Peking plagt die Angst vor sozialen Unruhen: Die Wirtschaft schwächelt, gefährliche Jubiläen stehen bevor. Premier Li Keqiang kündigt Steuersenkungen und Jobprogramme an.
Wien/Peking. Von einer „ernsten“ Lage, von „Herausforderungen“ und einem „harten Kampf“, der bevorstehe, sprach Chinas Premier Li Keqiang, als er am Dienstag vor die 3000 Abgeordneten des Nationalen Volkskongresses trat. Es ist ein jährlich stattfindendes Polit-Spektakel, mit dem sich die Volksrepublik als Demokratie mit „einzigartigen chinesischen Charakteristika“ präsentieren will. Doch der triumphale Ton des vergangenen Jahres, als sich Staats- und Parteichef Xi Jinping zum Führer auf Lebenszeit ernennen ließ, ist Bedrückung gewichen.

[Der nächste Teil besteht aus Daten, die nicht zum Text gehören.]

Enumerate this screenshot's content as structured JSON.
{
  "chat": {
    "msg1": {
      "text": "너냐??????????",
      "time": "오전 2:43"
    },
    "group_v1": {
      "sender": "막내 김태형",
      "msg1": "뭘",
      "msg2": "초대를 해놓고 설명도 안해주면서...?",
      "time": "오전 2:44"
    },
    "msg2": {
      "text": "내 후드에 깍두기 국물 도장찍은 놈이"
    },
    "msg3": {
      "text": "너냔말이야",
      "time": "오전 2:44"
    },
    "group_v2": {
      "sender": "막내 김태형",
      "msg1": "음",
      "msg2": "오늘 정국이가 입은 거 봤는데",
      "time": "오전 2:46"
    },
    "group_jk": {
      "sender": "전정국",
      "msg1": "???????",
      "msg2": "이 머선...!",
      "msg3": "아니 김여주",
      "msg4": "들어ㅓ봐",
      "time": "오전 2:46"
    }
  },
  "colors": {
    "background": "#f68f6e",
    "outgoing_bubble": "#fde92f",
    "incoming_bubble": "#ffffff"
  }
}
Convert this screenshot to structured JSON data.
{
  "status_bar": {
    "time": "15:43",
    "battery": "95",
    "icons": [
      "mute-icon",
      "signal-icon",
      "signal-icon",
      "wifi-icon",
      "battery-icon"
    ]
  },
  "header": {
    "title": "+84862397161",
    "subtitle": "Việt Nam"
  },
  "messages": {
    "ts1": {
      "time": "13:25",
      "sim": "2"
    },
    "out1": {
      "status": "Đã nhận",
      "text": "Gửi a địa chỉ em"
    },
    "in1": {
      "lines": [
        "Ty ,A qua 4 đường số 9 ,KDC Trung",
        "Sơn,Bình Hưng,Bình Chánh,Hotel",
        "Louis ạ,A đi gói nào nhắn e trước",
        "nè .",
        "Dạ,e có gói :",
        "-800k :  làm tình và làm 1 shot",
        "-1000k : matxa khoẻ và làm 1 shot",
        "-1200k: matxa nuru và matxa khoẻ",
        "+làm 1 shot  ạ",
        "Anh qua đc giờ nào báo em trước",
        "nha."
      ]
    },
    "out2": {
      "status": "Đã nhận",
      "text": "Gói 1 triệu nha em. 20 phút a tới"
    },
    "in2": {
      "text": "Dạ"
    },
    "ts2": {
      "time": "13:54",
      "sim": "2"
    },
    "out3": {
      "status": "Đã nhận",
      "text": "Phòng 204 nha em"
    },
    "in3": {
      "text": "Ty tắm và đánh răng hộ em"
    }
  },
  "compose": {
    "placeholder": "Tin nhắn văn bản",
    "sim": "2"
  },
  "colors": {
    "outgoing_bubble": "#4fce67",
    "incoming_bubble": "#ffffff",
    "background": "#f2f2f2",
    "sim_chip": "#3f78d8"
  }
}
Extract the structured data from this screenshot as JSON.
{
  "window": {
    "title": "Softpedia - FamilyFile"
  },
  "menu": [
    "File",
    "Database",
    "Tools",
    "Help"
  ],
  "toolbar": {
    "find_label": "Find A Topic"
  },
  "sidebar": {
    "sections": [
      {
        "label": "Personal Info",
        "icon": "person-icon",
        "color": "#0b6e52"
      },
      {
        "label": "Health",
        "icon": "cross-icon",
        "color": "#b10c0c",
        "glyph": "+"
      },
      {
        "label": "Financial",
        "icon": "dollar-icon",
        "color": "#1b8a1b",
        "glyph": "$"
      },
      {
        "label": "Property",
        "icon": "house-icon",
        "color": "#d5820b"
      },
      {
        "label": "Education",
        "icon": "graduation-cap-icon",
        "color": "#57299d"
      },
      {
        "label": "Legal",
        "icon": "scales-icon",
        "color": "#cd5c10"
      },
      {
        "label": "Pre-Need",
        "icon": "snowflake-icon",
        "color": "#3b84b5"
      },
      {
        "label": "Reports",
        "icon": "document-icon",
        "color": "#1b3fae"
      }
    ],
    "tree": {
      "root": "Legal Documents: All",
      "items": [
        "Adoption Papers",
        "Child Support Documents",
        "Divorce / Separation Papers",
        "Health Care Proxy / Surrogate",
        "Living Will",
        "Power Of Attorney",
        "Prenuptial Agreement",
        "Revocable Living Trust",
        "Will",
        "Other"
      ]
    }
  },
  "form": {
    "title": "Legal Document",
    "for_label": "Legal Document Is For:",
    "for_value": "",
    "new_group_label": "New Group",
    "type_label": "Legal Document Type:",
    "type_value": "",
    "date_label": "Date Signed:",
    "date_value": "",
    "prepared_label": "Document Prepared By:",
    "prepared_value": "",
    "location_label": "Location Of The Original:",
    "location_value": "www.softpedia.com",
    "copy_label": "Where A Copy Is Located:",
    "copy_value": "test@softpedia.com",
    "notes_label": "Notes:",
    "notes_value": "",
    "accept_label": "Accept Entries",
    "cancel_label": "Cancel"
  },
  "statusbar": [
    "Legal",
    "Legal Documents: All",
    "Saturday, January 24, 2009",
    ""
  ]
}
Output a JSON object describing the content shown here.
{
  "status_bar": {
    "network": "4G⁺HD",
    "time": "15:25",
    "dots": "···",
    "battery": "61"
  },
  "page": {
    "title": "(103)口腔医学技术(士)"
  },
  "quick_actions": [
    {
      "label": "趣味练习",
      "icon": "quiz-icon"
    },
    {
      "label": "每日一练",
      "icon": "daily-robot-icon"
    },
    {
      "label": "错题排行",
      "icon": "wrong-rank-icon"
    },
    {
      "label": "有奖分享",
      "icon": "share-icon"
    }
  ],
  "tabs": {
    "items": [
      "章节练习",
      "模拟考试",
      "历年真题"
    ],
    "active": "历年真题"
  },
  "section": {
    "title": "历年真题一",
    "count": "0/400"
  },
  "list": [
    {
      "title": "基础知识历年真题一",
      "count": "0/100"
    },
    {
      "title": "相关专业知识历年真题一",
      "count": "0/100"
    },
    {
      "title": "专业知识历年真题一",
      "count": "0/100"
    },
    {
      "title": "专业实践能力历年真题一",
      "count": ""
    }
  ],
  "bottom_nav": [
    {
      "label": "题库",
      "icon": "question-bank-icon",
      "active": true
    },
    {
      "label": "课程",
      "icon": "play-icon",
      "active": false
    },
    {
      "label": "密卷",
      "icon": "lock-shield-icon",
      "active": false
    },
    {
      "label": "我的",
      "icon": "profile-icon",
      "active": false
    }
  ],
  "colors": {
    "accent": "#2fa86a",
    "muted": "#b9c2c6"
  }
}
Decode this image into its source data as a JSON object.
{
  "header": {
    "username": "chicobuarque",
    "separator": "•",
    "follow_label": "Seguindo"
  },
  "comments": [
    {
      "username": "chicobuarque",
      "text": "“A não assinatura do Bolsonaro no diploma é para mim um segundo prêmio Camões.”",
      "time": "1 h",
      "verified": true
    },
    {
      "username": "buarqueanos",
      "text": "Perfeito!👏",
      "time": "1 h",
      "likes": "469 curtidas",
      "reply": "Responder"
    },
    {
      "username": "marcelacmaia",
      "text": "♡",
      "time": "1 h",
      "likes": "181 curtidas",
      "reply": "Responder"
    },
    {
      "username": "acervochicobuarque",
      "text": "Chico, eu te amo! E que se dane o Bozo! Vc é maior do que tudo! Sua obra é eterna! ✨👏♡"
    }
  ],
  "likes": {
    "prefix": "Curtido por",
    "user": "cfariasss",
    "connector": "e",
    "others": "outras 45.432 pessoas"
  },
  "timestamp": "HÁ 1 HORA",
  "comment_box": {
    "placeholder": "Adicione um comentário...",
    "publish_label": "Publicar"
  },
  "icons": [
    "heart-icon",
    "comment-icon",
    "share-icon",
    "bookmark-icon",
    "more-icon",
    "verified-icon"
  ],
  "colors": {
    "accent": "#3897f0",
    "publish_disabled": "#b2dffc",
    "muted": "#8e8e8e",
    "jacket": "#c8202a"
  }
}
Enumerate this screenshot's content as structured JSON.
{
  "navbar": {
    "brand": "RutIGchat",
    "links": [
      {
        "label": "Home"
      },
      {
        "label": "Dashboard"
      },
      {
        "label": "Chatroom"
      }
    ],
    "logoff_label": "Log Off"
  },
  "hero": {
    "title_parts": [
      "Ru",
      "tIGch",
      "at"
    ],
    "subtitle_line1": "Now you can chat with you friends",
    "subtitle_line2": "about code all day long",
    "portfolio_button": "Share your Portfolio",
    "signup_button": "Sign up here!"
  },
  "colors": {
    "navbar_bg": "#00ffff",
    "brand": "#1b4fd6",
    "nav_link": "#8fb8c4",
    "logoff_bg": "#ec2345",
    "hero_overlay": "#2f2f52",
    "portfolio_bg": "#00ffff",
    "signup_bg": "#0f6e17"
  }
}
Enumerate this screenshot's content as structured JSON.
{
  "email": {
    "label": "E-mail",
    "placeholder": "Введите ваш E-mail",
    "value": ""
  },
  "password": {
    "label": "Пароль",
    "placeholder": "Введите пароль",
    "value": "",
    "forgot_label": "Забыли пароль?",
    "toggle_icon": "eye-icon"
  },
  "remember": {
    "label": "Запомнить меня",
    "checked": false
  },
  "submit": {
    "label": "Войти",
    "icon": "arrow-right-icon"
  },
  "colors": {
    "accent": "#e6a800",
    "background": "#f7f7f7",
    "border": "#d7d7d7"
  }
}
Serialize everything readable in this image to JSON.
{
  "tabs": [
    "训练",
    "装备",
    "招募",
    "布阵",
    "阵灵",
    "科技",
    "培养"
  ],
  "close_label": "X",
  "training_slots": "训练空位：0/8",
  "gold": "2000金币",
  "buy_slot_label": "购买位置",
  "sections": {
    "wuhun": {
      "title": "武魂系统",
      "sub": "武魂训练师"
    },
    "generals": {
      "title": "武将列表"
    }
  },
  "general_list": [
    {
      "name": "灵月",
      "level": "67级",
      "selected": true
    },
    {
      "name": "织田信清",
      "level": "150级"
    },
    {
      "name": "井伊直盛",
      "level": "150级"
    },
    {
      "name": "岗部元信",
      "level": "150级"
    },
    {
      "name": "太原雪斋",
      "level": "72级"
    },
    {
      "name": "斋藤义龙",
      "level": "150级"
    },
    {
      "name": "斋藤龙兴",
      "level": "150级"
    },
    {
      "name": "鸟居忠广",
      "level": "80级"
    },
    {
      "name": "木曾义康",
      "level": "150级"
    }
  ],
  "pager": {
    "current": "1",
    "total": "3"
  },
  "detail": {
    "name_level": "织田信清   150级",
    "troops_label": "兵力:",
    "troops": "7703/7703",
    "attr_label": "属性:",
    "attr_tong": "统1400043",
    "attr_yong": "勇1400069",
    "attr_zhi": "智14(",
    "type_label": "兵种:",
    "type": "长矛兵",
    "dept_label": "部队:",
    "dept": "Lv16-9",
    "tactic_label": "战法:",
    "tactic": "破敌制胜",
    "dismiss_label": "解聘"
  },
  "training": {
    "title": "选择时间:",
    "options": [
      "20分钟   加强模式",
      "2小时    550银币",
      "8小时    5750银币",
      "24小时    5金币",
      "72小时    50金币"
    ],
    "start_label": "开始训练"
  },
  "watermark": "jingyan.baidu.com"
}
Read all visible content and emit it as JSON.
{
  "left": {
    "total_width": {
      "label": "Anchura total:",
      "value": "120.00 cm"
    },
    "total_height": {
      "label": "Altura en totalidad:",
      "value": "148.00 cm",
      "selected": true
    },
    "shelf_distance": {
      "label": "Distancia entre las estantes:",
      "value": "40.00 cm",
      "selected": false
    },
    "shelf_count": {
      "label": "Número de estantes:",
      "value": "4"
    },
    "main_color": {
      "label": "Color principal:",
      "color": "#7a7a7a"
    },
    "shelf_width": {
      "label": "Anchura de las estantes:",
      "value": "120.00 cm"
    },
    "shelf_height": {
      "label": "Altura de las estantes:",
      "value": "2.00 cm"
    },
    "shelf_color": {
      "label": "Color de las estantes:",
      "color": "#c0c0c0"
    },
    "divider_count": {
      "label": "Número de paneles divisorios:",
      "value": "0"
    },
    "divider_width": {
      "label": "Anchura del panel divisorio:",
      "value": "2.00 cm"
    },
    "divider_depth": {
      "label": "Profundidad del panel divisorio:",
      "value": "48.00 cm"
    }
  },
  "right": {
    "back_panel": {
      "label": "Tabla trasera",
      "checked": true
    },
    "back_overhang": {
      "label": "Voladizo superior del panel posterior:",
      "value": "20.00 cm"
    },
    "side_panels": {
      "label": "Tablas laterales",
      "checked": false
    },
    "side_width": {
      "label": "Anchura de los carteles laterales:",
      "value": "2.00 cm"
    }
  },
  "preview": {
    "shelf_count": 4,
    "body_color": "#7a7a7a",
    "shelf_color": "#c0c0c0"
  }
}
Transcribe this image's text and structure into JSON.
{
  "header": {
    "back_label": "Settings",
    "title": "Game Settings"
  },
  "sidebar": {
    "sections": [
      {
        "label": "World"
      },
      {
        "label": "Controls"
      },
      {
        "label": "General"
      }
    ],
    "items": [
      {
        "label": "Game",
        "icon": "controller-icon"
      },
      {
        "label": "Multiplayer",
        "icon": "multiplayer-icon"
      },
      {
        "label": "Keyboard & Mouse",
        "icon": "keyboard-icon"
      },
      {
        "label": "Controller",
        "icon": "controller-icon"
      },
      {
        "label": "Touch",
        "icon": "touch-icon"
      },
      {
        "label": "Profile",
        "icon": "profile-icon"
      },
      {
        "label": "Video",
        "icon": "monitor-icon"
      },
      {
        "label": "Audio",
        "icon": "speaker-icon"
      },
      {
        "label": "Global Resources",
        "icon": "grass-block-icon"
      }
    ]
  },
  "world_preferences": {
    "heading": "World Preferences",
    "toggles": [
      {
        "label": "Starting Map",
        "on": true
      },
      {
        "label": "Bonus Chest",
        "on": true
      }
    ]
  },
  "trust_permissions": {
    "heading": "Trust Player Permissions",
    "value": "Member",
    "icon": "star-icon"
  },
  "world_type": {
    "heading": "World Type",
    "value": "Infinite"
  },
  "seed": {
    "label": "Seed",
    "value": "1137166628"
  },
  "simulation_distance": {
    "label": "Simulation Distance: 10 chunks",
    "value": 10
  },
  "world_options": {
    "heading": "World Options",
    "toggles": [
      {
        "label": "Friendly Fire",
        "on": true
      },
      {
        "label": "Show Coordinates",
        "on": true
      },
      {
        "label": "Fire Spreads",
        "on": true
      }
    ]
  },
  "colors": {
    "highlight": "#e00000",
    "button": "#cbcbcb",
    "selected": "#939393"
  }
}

2019 wird für China schwierig: Gerade im Jahr der sensiblen Jubiläen – allen voran der 30. Jahrestag der Niederschlagung der Tiananmen-Proteste – kriselt die Wirtschaft. Der Handelskrieg mit den USA und damit sinkende Investitionsbereitschaft von Konsumenten und Firmen, Umweltauflagen für die Industrie und strengere Kreditvergaberegeln zum Abbau des gigantischen Schuldenbergs dämpften die Wirtschaftsentwicklung. Peking strebt daher für 2019 ein Wachstum zwischen 6,0 und 6,5 Prozent an. Es ist die niedrigste Rate seit fast 30 Jahren.
Für die weltweit zweitgrößte Volkswirtschaft mit einem Bruttoinlandsprodukt von rund zwölf Billionen Euro ist es dennoch ein ambitioniertes Ziel. Beobachter halten die offiziellen Zahlen für geschönt. Mit Steuer- und Gebührensenkungen über zwei Billionen Yuan (260 Mrd. Euro), besonders für Fertigungs-, Bau-, Transportsektor, und einer Erhöhung des Budgetdefizits auf 2,8 Prozent will Peking die angekündigten Wachstumsraten erreichen.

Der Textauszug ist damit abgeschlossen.